There has long been a scientific debate over whether newborn infants with asphyxia should be resuscitated with 100% oxygen or normal air.[3] It has been demonstrated that high concentrations of oxygen lead to generation of oxygen free radicals, which have a role in reperfusion injury after asphyxia.[4] Research by Ola Didrik Saugstad and others led to new international guidelines on newborn resuscitation in 2010, recommending the use of normal air instead of 100% oxygen.[5][6]
Basically, understanding of the etiology of perinatal asphyxia provides the platform on which to build on its pathophysiology. The general principles guiding the causes and the pathophysiology of perinatal asphyxia are grouped into antepartum causes and intra partum causes. As these are the various points to which insults can occur to the foetus. [citation needed]
There is current controversy regarding the medicolegal definitions and impacts of birth asphyxia. Plaintiff's attorneys often take the position that birth asphyxia is often preventable, and is often due to substandard care and human error.[13] They have utilized some studies in their favor that have demonstrated that, "... although other potential causes exist, asphyxia and hypoxic-ihy affect a substantial number of babies, and they are preventable causes of cerebral palsy."[14][15][16] The American Congress of Obstetricians and Gynecologists disputes that conditions such as cerebral palsy are usually attributable to preventable causes, instead associating them with circumstances arising prior to birth and delivery.[17]

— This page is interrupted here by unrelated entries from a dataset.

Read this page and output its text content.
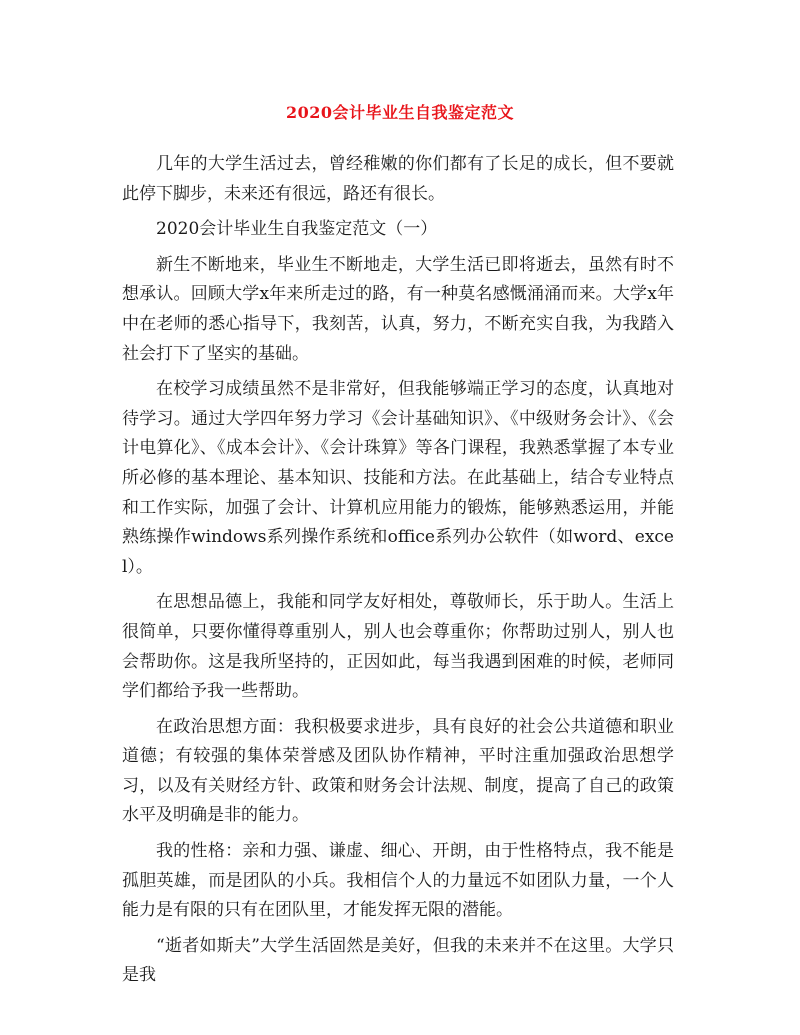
2020会计毕业生自我鉴定范文

几年的大学生活过去，曾经稚嫩的你们都有了长足的成长，但不要就此停下脚步，未来还有很远，路还有很长。

2020会计毕业生自我鉴定范文（一）

新生不断地来，毕业生不断地走，大学生活已即将逝去，虽然有时不想承认。回顾大学x年来所走过的路，有一种莫名感慨涌涌而来。大学x年中在老师的悉心指导下，我刻苦，认真，努力，不断充实自我，为我踏入社会打下了坚实的基础。

在校学习成绩虽然不是非常好，但我能够端正学习的态度，认真地对待学习。通过大学四年努力学习《会计基础知识》、《中级财务会计》、《会计电算化》、《成本会计》、《会计珠算》等各门课程，我熟悉掌握了本专业所必修的基本理论、基本知识、技能和方法。在此基础上，结合专业特点和工作实际，加强了会计、计算机应用能力的锻炼，能够熟悉运用，并能熟练操作windows系列操作系统和office系列办公软件（如word、excel）。

在思想品德上，我能和同学友好相处，尊敬师长，乐于助人。生活上很简单，只要你懂得尊重别人，别人也会尊重你；你帮助过别人，别人也会帮助你。这是我所坚持的，正因如此，每当我遇到困难的时候，老师同学们都给予我一些帮助。

在政治思想方面：我积极要求进步，具有良好的社会公共道德和职业道德；有较强的集体荣誉感及团队协作精神，平时注重加强政治思想学习，以及有关财经方针、政策和财务会计法规、制度，提高了自己的政策水平及明确是非的能力。

我的性格：亲和力强、谦虚、细心、开朗，由于性格特点，我不能是孤胆英雄，而是团队的小兵。我相信个人的力量远不如团队力量，一个人能力是有限的只有在团队里，才能发挥无限的潜能。

“逝者如斯夫”大学生活固然是美好，但我的未来并不在这里。大学只是我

Babies with mild or moderate asphyxia may recover fully. If the cells did not get enough oxygen for a longer time, a baby may have permanent injury. This could affect their brain, heart, lungs, kidneys, bowels or other organs.
Body cooling (therapeutic hypothermia) can improve outcomes for babies born at full term or near term. But babies born 5 or more weeks early cannot have body cooling. In the most severe cases, asphyxia can lead to organ failure and death.